J’ai osé, ce matin, aller proposer de raconter dans une crèche.

 

Il y a eu, cet après-midi, échange téléphonique et Madame la Directrice semble intéressée.

 

Elle va en parler avec la Directrice Adjointe par laquelle je devrais être recontactée.

 

Elle aimerait voir et entendre. Voir les petits et leurs réactions et nous entendre dans ce registre.

 

C’était un rêve parce qu’une fois, à l’hôpital, nous avons eu un tout petit/ petit qui est arrivé dans les bras
de l’aide soignante. Il était couvert de bandages, cassé dans son corps.

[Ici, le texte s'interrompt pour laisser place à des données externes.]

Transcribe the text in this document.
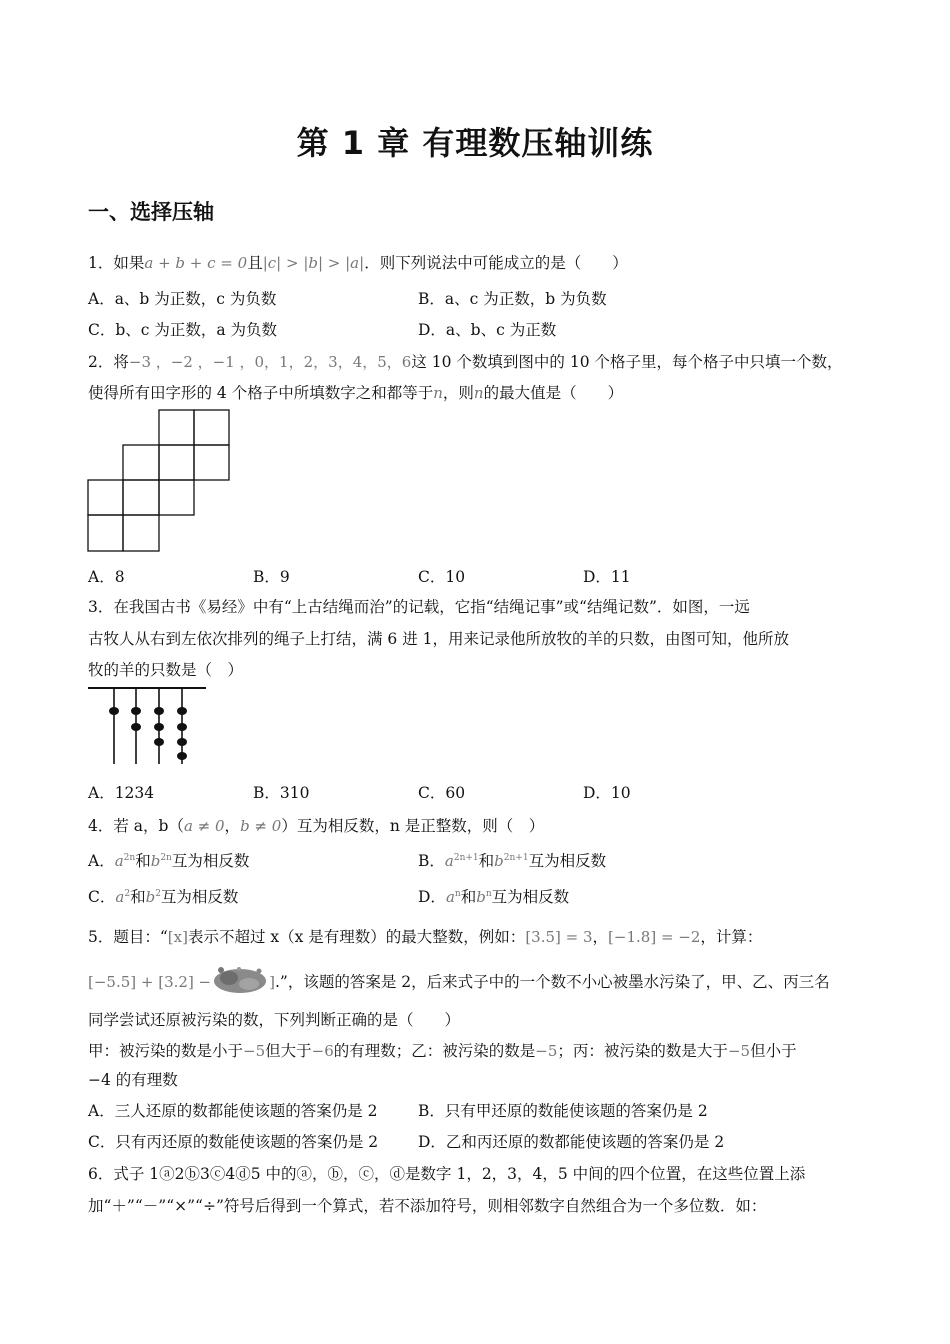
第 1 章 有理数压轴训练
一、选择压轴
1．如果a + b + c = 0且|c| > |b| > |a|．则下列说法中可能成立的是（　　）
A．a、b 为正数，c 为负数	B．a、c 为正数，b 为负数
C．b、c 为正数，a 为负数	D．a、b、c 为正数
2．将−3 ，−2 ，−1 ，0，1，2，3，4，5，6这 10 个数填到图中的 10 个格子里，每个格子中只填一个数，
使得所有田字形的 4 个格子中所填数字之和都等于n，则n的最大值是（　　）
A．8	B．9	C．10	D．11
3．在我国古书《易经》中有“上古结绳而治”的记载，它指“结绳记事”或“结绳记数”．如图，一远
古牧人从右到左依次排列的绳子上打结，满 6 进 1，用来记录他所放牧的羊的只数，由图可知，他所放
牧的羊的只数是（　）
A．1234	B．310	C．60	D．10
4．若 a，b（a ≠ 0，b ≠ 0）互为相反数，n 是正整数，则（　）
A．$a^{2n}$和$b^{2n}$互为相反数	B．$a^{2n+1}$和$b^{2n+1}$互为相反数
C．$a^2$和$b^2$互为相反数	D．$a^n$和$b^n$互为相反数
5．题目：“[x]表示不超过 x（x 是有理数）的最大整数，例如：[3.5] = 3，[−1.8] = −2，计算：
[−5.5] + [3.2] −	].”，该题的答案是 2，后来式子中的一个数不小心被墨水污染了，甲、乙、丙三名
同学尝试还原被污染的数，下列判断正确的是（　　）
甲：被污染的数是小于−5但大于−6的有理数；乙：被污染的数是−5；丙：被污染的数是大于−5但小于
−4 的有理数
A．三人还原的数都能使该题的答案仍是 2	B．只有甲还原的数能使该题的答案仍是 2
C．只有丙还原的数能使该题的答案仍是 2	D．乙和丙还原的数都能使该题的答案仍是 2
6．式子 1ⓐ2ⓑ3ⓒ4ⓓ5 中的ⓐ，ⓑ，ⓒ，ⓓ是数字 1，2，3，4，5 中间的四个位置，在这些位置上添
加“＋”“－”“×”“÷”符号后得到一个算式，若不添加符号，则相邻数字自然组合为一个多位数．如：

Il pleurait tellement que nous nous demandions ce que nous pourrions bien raconter, d’autant que les autres étaient plus
âgés.

 

Le bâton de pluie l’a calmé et nous avons raconté dans un silence ponctué de rires.

 

J’avoue que, depuis ce jour, j’ai envie d’être en face de tout petits, pour conter, pas pour lire.

 

Je vous dirai si nous y allons.

 

C’est la première fois, je crois bien, que je prends, seule,  l’initiative d’un contact pour les
contes.

 

 

le conte

 

 

Si vous saviez ce que le conte a représenté et représente encore dans ma vie, vous comprendriez que je n’ai pas toujours la tête
à publier un article.

 

Je suis plus souvent plongée dans des histoires qui se trouvent dans ma tête, que je ne veux pas écrire pour éviter la
facilité de me relire et donc le « par-coeur » qui me ferait, sûrement, un jour ou l’autre, me retrouver au bord du précipice car je n’ai plus du tout (je vais fâcher mon époux s’il me lit) de
mémoire.

 

En plus, j’ai le trac !

 

Et là, vous voyez, il ne m’a presque pas quittée depuis la moitié de la semaine dernière car nous enchaînons les
racontées.

 

J’ai appris à vivre avec.

 

Je peux dire, qu’une fois entrée dans mon histoire, le trac, si je suis bien en phase avec cette histoire, va
disparaître.

 

Si je sens le public accrocher, alors c’est du bonheur.

 

Mais lorsque je rentre à la maison, si c’est en soirée, mon époux pourrait vous dire que je ne suis pas prête à me coucher. Il
faut que j’évacue plein de choses et c’est lui qui en fait les frais.

 

Certaines, certains, s’accrochent à leurs écrits, moi c’est à l’oralité et aux contes.

 

Peut-être, un jour, serai-je beaucoup plus devant l’ordinateur car, par moments, mes cordes vocales me jouent des tours. Je m’y
prépare … un peu.

 

Et puis, il y a les rencontres entre conteurs que je découvre vraiment cette année.

 

J’en ai connus qui fermaient les portes, à partir du moment où nous n’avions pas envie de continuer à nous former avec eux (en
fait si peu), mais il y a tous les autres, remplis de générosité et qu’est-ce que c’est bon !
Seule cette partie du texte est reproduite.